Monday, June 2, 2008

Video dictionary for sign language may be on its way




The AP says researchers at Boston University are working on "an interactive video project that would allow someone to demonstrate a sign in front of a camera, and have a computer program interpret and explain its meaning," basically a kind of video dictionary of American Sign Language (ASL).

According to The Associated Press, the researchers, who have a three-year, $900,000 grant from the National Science Foundation, want to put 3,000 ASL signs on video. "The goal is to use the technology to develop a multimedia ASL dictionary to help parents better communicate with deaf children, and to help sign language students."

A number of the researchers and doctoral students involved with the project know ASL, and they hope their video dictionary will assist anyone learning ASL, which is the fourth-most studied foreign language in U.S. colleges.
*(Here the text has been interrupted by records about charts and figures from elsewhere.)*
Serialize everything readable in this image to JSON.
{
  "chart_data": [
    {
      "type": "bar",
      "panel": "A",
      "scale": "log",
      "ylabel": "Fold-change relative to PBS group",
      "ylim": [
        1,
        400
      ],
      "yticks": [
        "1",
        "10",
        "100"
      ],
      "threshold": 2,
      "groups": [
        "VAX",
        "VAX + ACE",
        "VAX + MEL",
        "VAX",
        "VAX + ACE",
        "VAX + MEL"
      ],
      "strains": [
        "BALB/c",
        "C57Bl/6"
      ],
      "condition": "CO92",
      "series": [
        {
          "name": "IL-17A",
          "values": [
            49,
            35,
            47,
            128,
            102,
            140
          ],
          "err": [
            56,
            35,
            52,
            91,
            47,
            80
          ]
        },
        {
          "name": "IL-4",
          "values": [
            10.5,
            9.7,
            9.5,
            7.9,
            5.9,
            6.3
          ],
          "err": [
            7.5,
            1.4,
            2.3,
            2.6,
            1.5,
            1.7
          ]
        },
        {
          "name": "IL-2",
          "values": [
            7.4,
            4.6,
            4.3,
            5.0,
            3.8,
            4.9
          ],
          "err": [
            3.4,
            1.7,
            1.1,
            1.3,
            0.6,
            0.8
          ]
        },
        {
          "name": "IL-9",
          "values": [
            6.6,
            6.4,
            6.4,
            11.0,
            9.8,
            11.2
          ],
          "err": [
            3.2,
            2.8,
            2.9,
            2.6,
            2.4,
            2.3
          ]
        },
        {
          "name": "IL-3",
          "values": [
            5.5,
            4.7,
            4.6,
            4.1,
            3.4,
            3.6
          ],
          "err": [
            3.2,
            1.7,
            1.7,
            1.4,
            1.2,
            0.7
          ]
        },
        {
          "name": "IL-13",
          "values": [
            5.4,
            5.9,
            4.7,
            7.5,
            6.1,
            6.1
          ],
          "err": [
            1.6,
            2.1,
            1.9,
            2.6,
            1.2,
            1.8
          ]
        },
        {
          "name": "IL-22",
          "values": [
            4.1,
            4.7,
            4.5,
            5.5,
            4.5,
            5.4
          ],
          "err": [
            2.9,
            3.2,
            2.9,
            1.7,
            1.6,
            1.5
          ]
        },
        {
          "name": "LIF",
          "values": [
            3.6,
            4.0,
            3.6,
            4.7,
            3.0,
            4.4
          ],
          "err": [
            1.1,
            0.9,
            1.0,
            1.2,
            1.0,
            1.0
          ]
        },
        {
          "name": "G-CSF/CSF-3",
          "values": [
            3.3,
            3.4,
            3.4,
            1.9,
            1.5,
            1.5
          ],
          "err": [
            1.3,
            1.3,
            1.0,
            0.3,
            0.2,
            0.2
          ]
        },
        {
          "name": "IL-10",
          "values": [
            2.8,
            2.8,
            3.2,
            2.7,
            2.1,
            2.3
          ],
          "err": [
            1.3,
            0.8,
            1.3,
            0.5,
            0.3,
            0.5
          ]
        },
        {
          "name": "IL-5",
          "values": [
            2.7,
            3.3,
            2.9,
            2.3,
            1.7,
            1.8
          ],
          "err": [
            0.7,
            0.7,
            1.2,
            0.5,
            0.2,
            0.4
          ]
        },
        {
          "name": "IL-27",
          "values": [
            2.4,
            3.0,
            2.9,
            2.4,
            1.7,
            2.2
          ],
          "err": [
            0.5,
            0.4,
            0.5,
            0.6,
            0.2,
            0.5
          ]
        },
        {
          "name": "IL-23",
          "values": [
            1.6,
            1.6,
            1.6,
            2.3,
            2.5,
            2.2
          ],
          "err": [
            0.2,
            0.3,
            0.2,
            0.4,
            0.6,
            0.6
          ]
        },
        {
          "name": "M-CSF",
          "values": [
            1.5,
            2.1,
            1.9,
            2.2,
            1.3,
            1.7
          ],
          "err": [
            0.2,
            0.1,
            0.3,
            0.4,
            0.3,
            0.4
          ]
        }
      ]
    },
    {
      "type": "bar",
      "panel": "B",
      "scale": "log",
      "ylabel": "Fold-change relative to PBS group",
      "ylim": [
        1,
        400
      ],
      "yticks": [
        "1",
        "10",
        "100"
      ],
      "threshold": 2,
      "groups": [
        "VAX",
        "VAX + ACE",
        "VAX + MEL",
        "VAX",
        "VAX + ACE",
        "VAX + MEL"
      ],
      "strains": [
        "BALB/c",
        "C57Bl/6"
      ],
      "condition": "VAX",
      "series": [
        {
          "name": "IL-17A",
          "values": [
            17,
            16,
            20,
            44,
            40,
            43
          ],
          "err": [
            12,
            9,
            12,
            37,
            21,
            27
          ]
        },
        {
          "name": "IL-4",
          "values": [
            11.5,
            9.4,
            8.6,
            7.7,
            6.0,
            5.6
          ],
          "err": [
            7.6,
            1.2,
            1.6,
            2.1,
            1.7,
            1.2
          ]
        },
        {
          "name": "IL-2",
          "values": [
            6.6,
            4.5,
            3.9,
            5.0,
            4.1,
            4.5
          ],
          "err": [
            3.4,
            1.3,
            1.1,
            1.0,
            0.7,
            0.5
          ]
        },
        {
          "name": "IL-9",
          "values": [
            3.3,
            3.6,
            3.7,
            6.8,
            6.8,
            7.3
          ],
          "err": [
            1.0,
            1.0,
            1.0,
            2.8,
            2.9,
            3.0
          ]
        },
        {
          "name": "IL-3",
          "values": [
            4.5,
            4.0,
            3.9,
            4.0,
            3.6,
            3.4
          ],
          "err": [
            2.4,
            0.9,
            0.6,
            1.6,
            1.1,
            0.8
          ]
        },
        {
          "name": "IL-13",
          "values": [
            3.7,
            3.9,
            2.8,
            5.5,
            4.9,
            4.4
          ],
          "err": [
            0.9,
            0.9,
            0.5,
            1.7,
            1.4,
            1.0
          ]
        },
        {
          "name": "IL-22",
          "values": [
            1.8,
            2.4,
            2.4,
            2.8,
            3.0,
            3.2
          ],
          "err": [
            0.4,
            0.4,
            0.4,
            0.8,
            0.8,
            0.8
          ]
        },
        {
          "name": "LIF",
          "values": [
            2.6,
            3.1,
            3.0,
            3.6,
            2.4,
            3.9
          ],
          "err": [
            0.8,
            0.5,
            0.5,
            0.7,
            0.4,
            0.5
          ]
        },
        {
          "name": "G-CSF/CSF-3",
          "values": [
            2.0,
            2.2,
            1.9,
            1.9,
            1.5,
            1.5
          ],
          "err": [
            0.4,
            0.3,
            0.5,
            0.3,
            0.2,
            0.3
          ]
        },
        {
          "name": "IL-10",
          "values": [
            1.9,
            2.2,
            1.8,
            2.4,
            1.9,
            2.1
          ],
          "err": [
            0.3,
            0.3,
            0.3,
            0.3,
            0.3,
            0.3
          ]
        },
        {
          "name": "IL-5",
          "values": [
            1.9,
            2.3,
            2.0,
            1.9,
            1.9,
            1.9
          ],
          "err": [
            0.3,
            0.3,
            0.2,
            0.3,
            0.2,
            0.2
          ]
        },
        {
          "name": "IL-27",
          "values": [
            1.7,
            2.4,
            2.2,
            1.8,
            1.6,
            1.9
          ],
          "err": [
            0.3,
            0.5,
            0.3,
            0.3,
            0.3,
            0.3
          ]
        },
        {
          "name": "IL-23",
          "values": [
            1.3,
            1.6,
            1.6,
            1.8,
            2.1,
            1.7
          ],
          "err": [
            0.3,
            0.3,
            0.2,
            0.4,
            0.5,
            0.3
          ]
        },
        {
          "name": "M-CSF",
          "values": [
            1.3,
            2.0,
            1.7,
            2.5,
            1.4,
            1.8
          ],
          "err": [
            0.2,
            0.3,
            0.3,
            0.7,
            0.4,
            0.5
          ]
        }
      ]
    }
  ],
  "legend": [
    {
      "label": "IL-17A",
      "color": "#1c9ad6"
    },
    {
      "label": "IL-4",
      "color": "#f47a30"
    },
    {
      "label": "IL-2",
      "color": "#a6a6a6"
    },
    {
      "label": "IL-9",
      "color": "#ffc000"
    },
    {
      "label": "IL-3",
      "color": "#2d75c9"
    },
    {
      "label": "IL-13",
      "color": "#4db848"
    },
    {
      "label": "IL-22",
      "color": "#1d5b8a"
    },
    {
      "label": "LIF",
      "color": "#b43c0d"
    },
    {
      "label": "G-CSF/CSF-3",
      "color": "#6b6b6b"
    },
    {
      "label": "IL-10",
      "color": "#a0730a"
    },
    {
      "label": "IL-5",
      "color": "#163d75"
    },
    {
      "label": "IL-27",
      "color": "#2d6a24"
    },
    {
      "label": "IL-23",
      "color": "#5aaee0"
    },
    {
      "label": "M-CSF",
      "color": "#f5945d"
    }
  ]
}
"I know from my own experience that it's really hard if you see a sign that you don't know, either in a class, in a video you've been assigned to watch, or even if you see it on the street, to figure out what it means," said linguistics professor Carol Neidle, one of the project's lead researchers along with BU's Stan Sclaroff and Vassilis Athitsos at the University of Texas-Arlington.

Native ASL speaker Elizabeth Cassidy, who is hearing but has three deaf siblings and learned to sign before she could speak, is one of four "linguistic consultants" for the project who signs for four cameras, three in front of her and one on her right. Two cameras shoot close-ups from different angles, and one takes a wider shot.

Even as a native ASL speaker, Cassidy says even she sees unfamiliar signs once in a while -- "a project like this is a long time coming."